Vice President Kashim Shettima has said Nigeria may need a yearly budget of N1 trillion to sustain nationwide coverage of the home-grown school feeding programme.
He made this known in Abuja at the weekend during the National Policy Forum on the Institutionalisation and Implementation of the Renewed Hope National Home Grown School Feeding Programme, organised by ActionAid Nigeria.
Shettima explained that the financial requirement should not be seen as a cost to the Federal Government but as an investment in nation-building with economic and security benefits.
Represented by the Special Adviser to the President on Economic Affairs, Dr.

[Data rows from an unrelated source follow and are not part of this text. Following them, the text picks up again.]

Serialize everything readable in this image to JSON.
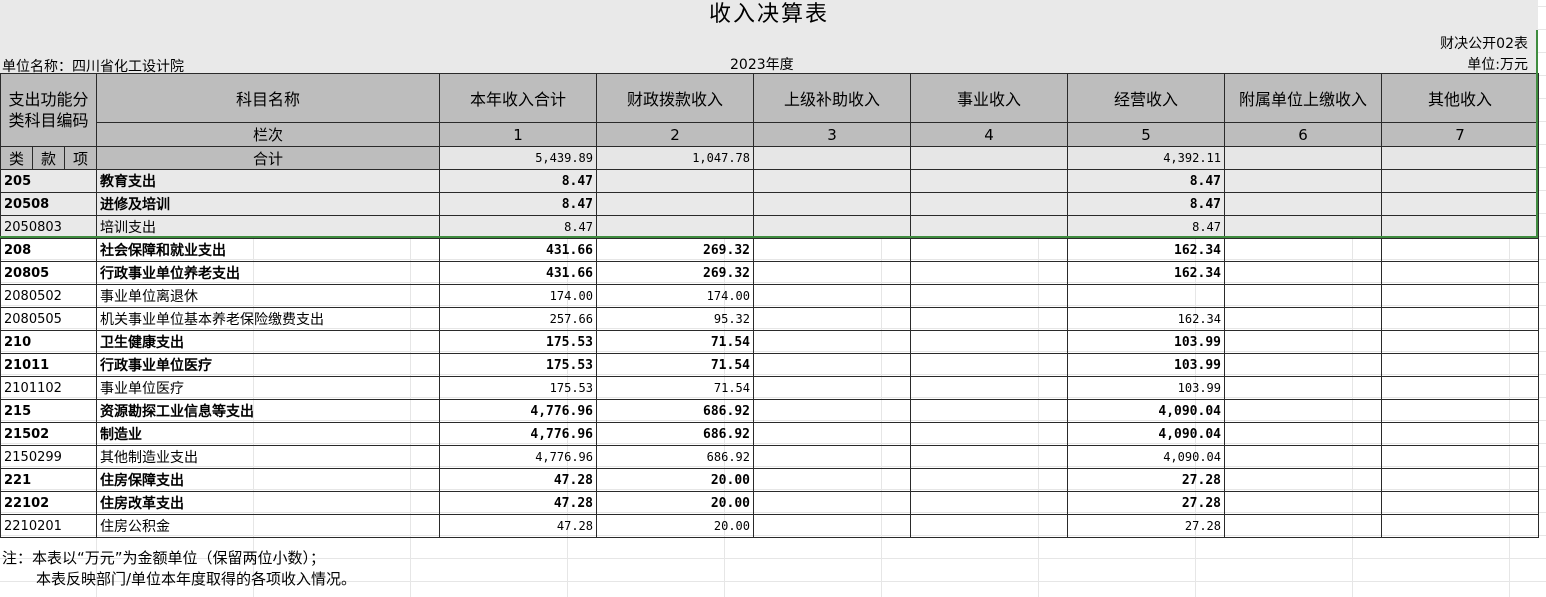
{
  "title": "收入决算表",
  "meta": {
    "form_no": "财决公开02表",
    "unit_name": "单位名称：四川省化工设计院",
    "year": "2023年度",
    "unit": "单位:万元"
  },
  "headers": {
    "code_col": "支出功能分类科目编码",
    "name_col": "科目名称",
    "columns": [
      "本年收入合计",
      "财政拨款收入",
      "上级补助收入",
      "事业收入",
      "经营收入",
      "附属单位上缴收入",
      "其他收入"
    ],
    "row_no_label": "栏次",
    "col_numbers": [
      "1",
      "2",
      "3",
      "4",
      "5",
      "6",
      "7"
    ],
    "lei": "类",
    "kuan": "款",
    "xiang": "项",
    "total_label": "合计",
    "total_values": [
      "5,439.89",
      "1,047.78",
      "",
      "",
      "4,392.11",
      "",
      ""
    ]
  },
  "rows": [
    {
      "code": "205",
      "name": "教育支出",
      "bold": true,
      "values": [
        "8.47",
        "",
        "",
        "",
        "8.47",
        "",
        ""
      ]
    },
    {
      "code": "20508",
      "name": "进修及培训",
      "bold": true,
      "values": [
        "8.47",
        "",
        "",
        "",
        "8.47",
        "",
        ""
      ]
    },
    {
      "code": "2050803",
      "name": "培训支出",
      "bold": false,
      "values": [
        "8.47",
        "",
        "",
        "",
        "8.47",
        "",
        ""
      ]
    },
    {
      "code": "208",
      "name": "社会保障和就业支出",
      "bold": true,
      "values": [
        "431.66",
        "269.32",
        "",
        "",
        "162.34",
        "",
        ""
      ]
    },
    {
      "code": "20805",
      "name": "行政事业单位养老支出",
      "bold": true,
      "values": [
        "431.66",
        "269.32",
        "",
        "",
        "162.34",
        "",
        ""
      ]
    },
    {
      "code": "2080502",
      "name": "事业单位离退休",
      "bold": false,
      "values": [
        "174.00",
        "174.00",
        "",
        "",
        "",
        "",
        ""
      ]
    },
    {
      "code": "2080505",
      "name": "机关事业单位基本养老保险缴费支出",
      "bold": false,
      "values": [
        "257.66",
        "95.32",
        "",
        "",
        "162.34",
        "",
        ""
      ]
    },
    {
      "code": "210",
      "name": "卫生健康支出",
      "bold": true,
      "values": [
        "175.53",
        "71.54",
        "",
        "",
        "103.99",
        "",
        ""
      ]
    },
    {
      "code": "21011",
      "name": "行政事业单位医疗",
      "bold": true,
      "values": [
        "175.53",
        "71.54",
        "",
        "",
        "103.99",
        "",
        ""
      ]
    },
    {
      "code": "2101102",
      "name": "事业单位医疗",
      "bold": false,
      "values": [
        "175.53",
        "71.54",
        "",
        "",
        "103.99",
        "",
        ""
      ]
    },
    {
      "code": "215",
      "name": "资源勘探工业信息等支出",
      "bold": true,
      "values": [
        "4,776.96",
        "686.92",
        "",
        "",
        "4,090.04",
        "",
        ""
      ]
    },
    {
      "code": "21502",
      "name": "制造业",
      "bold": true,
      "values": [
        "4,776.96",
        "686.92",
        "",
        "",
        "4,090.04",
        "",
        ""
      ]
    },
    {
      "code": "2150299",
      "name": "其他制造业支出",
      "bold": false,
      "values": [
        "4,776.96",
        "686.92",
        "",
        "",
        "4,090.04",
        "",
        ""
      ]
    },
    {
      "code": "221",
      "name": "住房保障支出",
      "bold": true,
      "values": [
        "47.28",
        "20.00",
        "",
        "",
        "27.28",
        "",
        ""
      ]
    },
    {
      "code": "22102",
      "name": "住房改革支出",
      "bold": true,
      "values": [
        "47.28",
        "20.00",
        "",
        "",
        "27.28",
        "",
        ""
      ]
    },
    {
      "code": "2210201",
      "name": "住房公积金",
      "bold": false,
      "values": [
        "47.28",
        "20.00",
        "",
        "",
        "27.28",
        "",
        ""
      ]
    }
  ],
  "notes": [
    "注：本表以“万元”为金额单位（保留两位小数）；",
    "本表反映部门/单位本年度取得的各项收入情况。"
  ]
}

Tope Fasua, the Vice President said, “The government is making a promise that no Nigerian child should learn on an empty stomach, and no local farmer should be excluded from the nation’s prosperity.”
He recalled the recent launch of the Alternative Education and Renewed Hope School Feeding Project, designed to reach out-of-school and highly vulnerable children, with the target of impacting up to 20 million beneficiaries by 2026.
According to him, the project is part of broader measures aimed at reducing poverty and hunger while also boosting food security and agricultural productivity through direct involvement of local farmers.
Shettima further stated that the school feeding programme must be recognised as more than a social intervention, adding, “It is a national security investment, because poverty, hunger, and lack of opportunity are the breeding grounds for extremism and conflict in the country’s most fragile regions.”
The forum in Abuja brought together stakeholders to review strategies for scaling up implementation of the programme across the federation.